Looking at the overall plot of the film, McDonough seems to be making a film that is, at least in part, commenting on the racial situation in the American South. Now, whether you consider Missouri the south is debatable, but at the very least, the film feels like it takes place in the South.

Sam Rockwell plays Officer Dixon, the requisite racist cop, and the representative of the town’s racist past, though it has mostly moved into modern times. The screenplay goes to great lengths to describe Dixon as a terrible person, a misogynist homophobic drunk who can barely string three sentences together and who, at some point in the past, the film makes clear, engaged in the torture of a black detainee. It’s hard to imagine an officer this incompetent and plainly unfit ever being allowed on the force, but obviously, that’s the comment. Fair point. It happens.

My problem is how the film treats these character flaws not as deep seated issues, but as quirks, almost charming eccentricities of this shaggy dog character. Dixon pays few consequences for his actions, a trend in this town where no one ever seems to be held accountable for anything. Much of what he does makes no logical sense — a problem shared film-wide. Without going through instance by instance, most of the major characters take actions that fly in the face of logic, actions that seem designed to move the plot toward an inevitable breaking point, but make no sense otherwise.

My other main issue with the film was the language. I’m not opposed to foul language in films. “The Big Lebowski” is one of my favorite films and that’s certainly not one you’re going to watch in mixed company. The problem with the constant cursing in this movie is that it feels false, especially in a film that seems to want to be taken seriously.

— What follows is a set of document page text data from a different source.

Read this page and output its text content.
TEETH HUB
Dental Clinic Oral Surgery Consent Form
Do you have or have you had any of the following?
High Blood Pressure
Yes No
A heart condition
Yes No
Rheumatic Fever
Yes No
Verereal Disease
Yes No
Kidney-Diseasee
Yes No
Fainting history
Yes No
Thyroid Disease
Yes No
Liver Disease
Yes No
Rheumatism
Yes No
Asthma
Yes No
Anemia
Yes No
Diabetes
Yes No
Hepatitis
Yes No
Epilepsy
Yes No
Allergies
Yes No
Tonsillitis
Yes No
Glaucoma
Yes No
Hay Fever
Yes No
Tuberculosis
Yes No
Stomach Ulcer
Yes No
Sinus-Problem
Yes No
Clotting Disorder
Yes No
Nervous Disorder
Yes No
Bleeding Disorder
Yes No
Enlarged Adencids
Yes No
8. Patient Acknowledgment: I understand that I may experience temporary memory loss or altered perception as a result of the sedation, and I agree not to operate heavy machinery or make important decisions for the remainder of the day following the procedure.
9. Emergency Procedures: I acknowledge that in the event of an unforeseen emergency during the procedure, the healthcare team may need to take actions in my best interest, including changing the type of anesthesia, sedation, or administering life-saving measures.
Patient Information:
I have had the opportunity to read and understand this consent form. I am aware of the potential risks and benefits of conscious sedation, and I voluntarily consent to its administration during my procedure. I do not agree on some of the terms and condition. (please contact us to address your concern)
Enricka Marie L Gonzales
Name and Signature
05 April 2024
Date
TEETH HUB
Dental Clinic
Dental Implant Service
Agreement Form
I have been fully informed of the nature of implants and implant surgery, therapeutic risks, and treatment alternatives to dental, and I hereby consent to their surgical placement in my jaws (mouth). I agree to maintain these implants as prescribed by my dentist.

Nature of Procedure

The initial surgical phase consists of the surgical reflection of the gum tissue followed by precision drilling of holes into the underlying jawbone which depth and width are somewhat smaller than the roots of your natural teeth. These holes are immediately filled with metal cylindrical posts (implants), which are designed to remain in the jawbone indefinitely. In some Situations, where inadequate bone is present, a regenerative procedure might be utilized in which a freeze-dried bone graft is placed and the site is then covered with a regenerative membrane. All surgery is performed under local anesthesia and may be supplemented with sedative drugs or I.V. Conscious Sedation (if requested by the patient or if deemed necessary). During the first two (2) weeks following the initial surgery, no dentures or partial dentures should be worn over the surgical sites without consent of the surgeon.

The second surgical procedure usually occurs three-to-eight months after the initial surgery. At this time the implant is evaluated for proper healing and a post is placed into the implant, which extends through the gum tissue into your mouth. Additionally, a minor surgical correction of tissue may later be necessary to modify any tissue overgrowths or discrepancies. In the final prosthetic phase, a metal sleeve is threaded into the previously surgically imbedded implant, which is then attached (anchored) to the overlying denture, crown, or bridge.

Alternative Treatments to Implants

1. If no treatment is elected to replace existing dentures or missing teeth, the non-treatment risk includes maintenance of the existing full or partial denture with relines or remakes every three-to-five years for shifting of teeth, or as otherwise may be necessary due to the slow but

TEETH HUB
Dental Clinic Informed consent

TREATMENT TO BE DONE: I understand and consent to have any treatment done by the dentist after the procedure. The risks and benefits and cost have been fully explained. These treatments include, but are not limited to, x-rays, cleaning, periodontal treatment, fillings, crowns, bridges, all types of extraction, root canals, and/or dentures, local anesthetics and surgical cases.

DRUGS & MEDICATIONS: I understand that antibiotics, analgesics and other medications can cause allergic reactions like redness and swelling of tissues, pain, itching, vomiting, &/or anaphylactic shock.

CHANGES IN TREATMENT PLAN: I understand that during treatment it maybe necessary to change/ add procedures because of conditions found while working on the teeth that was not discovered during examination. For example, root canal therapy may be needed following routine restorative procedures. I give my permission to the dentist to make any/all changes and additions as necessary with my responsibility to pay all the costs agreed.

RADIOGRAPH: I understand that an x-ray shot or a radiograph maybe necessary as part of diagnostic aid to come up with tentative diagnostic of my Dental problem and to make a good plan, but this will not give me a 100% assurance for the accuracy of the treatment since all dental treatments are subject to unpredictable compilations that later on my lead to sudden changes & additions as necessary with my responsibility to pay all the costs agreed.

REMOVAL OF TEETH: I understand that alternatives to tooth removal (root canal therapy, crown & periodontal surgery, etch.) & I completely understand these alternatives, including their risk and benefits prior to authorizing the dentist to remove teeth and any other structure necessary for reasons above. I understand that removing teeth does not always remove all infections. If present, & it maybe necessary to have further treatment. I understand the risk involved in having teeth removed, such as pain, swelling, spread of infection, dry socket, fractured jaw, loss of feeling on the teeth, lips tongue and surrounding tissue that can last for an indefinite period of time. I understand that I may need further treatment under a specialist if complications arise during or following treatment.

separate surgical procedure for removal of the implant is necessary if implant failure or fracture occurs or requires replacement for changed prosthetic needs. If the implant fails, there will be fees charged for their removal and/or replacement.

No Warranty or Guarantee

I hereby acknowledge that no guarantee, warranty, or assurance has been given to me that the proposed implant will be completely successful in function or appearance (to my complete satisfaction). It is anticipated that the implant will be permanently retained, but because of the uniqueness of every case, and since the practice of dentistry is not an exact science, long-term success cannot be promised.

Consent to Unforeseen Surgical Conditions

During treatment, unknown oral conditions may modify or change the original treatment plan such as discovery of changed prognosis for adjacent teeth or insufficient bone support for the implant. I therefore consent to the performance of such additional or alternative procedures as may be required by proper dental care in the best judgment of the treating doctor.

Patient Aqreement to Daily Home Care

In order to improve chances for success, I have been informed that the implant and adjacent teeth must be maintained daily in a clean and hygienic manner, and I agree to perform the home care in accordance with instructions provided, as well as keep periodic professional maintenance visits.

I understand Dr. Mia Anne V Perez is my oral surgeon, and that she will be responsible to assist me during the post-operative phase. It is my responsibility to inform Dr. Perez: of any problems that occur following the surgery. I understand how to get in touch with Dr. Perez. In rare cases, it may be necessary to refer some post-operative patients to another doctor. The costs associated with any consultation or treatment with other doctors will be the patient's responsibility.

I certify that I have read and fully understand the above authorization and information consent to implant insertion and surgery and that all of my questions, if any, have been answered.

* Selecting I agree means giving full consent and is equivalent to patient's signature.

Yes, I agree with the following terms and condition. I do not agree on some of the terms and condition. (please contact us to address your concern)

It’s not that I don’t believe that the people in Ebbing, Missouri cuss, it’s that they don’t cuss like this — in this particularly Irish/British fashion, where certain words don’t carry the same weight and connotation they do here. It’s this inauthenticity in the language that I think reveals the cracks in McDonough’s understanding of Middle American and Southern small town life. So much of it rings untrue.

“Three Billboards” is definitely interesting, with lots of unexpected plot turns and incredible performances. McDormand is excellent — her misery turned to anger. Her chemistry with Harrelson, as the sheriff, is beautifully done, and I enjoyed the scenes between them. Rockwell is an amazing actor who doesn’t get seen often enough. He does a great job here, at least from an acting perspective.

I blame none of the performers — I blame McDonough, whose best film “In Bruges,” is one of my favorites. McDonough swings for the fences here trying to make a scrappy Irish character drama set in the American South, and it just doesn’t work. I wanted to be into it, but “Three Billboards” kept me strictly on the outside.

Grade: C-

“Three Billboards Outside Ebbing, Missouri” is rated R for pervasive language, violence, and sexual references.

Chris Jenness is an art teacher, freelance graphic designer, artist and movie buff who lives in Nikiski.